US accounting rulemakers were already considering tackling the thorny issue of accounting for freshly minted crypto tokens in their prolonged effort to write guidance for digital assets.
Then came the collapse of crypto exchange FTX, and a new headache for accounting rulemakers.
While questions about FTX’s self-generated tokens and their real worth are just a part of the company’s financial puzzle, there’s a narrow area where the Financial Accounting Standards Board could bring clarity to the market.
The place: ensuring that businesses creating a crypto token don’t just assign it a value and report it on its balance sheet as an asset.
“If I am the issuer of a token, I should not record that on my balance sheet; that’s so obvious,” said Aaron Jacob, head of accounting solutions at TaxBit, a cryptocurrency software company.
Known primarily as a platform for customers to buy and sell cryptocurrency, FTX operated via a web of opaque, interrelated businesses, including Alameda Research, a trading firm that used FTX-minted crypto tokens as collateral for risky bets. The company’s operations were so rife with problems that the man in charge of combing through its books—the former liquidator of Enron Corp.—said he’d never seen such a “complete failure” to provide trustworthy financial information. Questions loom about whether FTX inflated its balance sheet with self-created tokens, called FTT, which customers could buy to make discounted trades on the FTX platform.
The FTT token began collapsing in value on Nov. 6, after Alameda Research CEO Caroline Ellison tweeted an offer to buy FTT held by a rival exchange, Binance Holdings, at a below-market price.
As a privately held company, FTX wasn’t required to publish its financial statements, so it’s hard to tell how it recognized and measured those tokens.

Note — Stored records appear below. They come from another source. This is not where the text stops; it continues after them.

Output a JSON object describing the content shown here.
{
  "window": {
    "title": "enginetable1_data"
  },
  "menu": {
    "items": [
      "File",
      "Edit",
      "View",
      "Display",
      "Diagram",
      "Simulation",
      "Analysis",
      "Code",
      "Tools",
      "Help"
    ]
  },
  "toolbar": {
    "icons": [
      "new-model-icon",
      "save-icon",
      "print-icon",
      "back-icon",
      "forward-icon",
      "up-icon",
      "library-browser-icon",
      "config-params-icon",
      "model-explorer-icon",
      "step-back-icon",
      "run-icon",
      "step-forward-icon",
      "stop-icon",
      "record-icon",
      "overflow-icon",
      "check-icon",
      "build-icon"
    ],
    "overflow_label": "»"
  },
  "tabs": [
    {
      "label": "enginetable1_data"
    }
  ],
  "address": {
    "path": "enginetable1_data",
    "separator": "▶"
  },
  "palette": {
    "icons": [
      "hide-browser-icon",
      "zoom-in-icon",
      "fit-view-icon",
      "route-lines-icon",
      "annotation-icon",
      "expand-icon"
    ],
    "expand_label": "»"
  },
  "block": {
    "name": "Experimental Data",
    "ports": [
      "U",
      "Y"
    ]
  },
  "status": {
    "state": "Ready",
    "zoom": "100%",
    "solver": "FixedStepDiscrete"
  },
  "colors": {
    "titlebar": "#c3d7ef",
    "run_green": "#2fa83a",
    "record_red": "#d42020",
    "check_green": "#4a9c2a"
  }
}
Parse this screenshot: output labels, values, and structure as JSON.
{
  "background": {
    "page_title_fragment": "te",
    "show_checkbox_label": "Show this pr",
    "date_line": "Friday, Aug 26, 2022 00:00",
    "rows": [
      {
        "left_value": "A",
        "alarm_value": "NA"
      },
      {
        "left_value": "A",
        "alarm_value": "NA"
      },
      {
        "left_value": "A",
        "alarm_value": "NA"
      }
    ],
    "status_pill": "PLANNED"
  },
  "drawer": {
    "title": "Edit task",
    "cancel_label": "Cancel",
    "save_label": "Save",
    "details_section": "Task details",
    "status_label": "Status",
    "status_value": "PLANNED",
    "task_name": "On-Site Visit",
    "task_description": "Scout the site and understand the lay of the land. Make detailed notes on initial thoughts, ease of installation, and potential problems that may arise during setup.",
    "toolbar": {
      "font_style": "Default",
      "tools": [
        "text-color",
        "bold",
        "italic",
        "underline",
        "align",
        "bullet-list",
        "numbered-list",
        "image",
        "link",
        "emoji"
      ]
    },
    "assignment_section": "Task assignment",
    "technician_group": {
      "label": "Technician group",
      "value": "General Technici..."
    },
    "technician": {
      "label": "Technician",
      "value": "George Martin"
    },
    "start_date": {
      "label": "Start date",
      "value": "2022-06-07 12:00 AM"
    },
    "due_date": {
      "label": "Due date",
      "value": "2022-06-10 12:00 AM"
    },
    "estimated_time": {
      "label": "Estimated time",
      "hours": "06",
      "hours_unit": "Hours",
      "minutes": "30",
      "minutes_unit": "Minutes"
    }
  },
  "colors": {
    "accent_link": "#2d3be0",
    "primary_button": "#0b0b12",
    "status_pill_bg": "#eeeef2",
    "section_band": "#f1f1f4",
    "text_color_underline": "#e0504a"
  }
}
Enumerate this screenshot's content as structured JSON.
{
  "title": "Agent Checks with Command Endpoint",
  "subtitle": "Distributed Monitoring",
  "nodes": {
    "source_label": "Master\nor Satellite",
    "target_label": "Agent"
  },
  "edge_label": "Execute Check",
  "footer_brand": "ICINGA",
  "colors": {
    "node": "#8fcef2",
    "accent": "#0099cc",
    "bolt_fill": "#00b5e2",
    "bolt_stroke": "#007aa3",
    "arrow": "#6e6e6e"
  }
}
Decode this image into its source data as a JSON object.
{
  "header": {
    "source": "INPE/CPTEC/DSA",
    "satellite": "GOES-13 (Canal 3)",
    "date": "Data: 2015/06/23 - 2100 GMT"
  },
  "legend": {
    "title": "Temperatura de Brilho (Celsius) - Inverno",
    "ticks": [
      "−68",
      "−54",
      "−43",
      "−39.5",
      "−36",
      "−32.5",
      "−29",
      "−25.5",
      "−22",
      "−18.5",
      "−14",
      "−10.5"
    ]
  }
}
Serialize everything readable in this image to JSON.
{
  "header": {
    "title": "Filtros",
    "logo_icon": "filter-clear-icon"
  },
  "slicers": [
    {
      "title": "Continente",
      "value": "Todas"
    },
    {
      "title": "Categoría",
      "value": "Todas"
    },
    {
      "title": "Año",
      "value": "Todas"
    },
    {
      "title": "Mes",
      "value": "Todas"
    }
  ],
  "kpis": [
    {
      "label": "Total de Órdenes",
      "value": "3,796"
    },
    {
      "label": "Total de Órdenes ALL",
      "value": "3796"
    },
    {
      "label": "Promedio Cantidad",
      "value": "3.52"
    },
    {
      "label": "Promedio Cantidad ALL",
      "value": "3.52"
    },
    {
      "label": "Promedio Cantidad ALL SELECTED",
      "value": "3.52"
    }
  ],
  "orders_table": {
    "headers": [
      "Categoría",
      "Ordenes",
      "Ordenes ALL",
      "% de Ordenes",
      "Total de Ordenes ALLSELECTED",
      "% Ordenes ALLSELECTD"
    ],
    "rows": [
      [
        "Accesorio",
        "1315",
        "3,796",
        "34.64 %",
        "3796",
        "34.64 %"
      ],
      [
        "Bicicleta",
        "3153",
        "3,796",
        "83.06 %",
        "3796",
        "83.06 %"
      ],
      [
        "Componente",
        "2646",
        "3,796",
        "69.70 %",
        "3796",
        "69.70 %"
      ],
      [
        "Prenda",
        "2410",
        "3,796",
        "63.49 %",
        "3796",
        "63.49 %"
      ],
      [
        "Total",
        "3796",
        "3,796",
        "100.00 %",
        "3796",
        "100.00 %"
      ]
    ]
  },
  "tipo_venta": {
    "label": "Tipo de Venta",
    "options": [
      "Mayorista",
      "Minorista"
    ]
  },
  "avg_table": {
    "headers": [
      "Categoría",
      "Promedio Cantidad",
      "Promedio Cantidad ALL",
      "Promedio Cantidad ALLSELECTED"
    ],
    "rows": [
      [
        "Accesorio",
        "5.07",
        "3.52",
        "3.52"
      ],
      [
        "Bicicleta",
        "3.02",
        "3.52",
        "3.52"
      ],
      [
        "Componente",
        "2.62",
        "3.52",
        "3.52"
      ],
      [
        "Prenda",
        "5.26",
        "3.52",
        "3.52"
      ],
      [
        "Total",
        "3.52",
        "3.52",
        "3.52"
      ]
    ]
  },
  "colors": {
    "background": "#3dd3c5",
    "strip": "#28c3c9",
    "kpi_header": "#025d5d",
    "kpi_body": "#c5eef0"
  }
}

Its financial statements were audited—by Prager Metis CPAs LLC for FTX Trading Ltd. and Armanino LLP for FTX US—but the company’s new CEO said the audited financials couldn’t be trusted. The new chief, John J. Ray III, shared balance sheet information Nov. 17 showing line items for FTX’s crypto holdings measured at fair value. In the sworn declaration submitted in bankruptcy court, he expressed “substantial concerns as to the information presented in these audited financial statements.” The balance sheets shared in the bankruptcy documents did not differentiate between the value of holdings of FTT versus holdings of other cryptocurrencies, such as bitcoin or ether.
FASB set out to write accounting rules for cryptocurrency with businesses like MicroStrategy Inc. and Telsa Inc. in mind, not necessarily companies that created their own tokens. It wanted to create accounting rules so businesses could consistently account for the bitcoin they hold as investments. Right now, there are no formal rules. Businesses follow guidance from the American Institute of CPAs that says companies that don’t qualify as investment companies should account for crypto holdings as intangible assets.
This means companies record digital assets on their balance sheets at historical cost, minus drops in value during the period. Companies are only allowed to record price dips and never recoveries, unless they sell their holdings at a profit. For volatile digital assets, that means companies almost always have to record impairments, even if they’re only paper losses.
FASB’s Crypto Agenda
FASB plans to issue a proposal for public comment in the first half of 2023, its chief said in November. Under the plan so far, crypto assets would be recorded at fair value, an accounting measurement method meant to reflect the most up-to-date price in the market. FASB wants to exclude stablecoins and non-fungible tokens from the forthcoming guidance, but hasn’t specifically scoped out tokens made or held by a creator of those tokens.
The board’s researchers indicated at an October meeting—a month before FTX’s woes made headlines—that they’d have to study the topic of tokens created by a company. Their research about whether to exclude tokens from the draft proposal is continuing, FASB said this week.
“You can’t create a coin out of thin air and decide, ‘This coin is worth this amount.’ The market won’t accept it,” said Gabriel Brin, vice president of tax and accounting product at Ledgible, a crypto software firm.
Native tokens created by companies for use on their own platforms differ from cryptocurrencies like bitcoin or ether, but not all are the same. Some are structured similarly to equity securities, with voting rights or distributions. Some have a more utilitarian function, such as providing access to a trading or lending platform. Customers pay for them differently, too; some pay cash, others pay with cryptocurrencies. This sparks more accounting questions, such as whether that payment should be considered equity, revenue, or deferred revenue. If it’s refundable, it could potentially have to be recorded as a liability in some cases, said Robert Graham, national assurance leader for digital assets and blockchain at Marcum LLP.
“There’s going to be a lot of edge cases and specific cases where it’s hard to write broad-based guidance,” Graham said.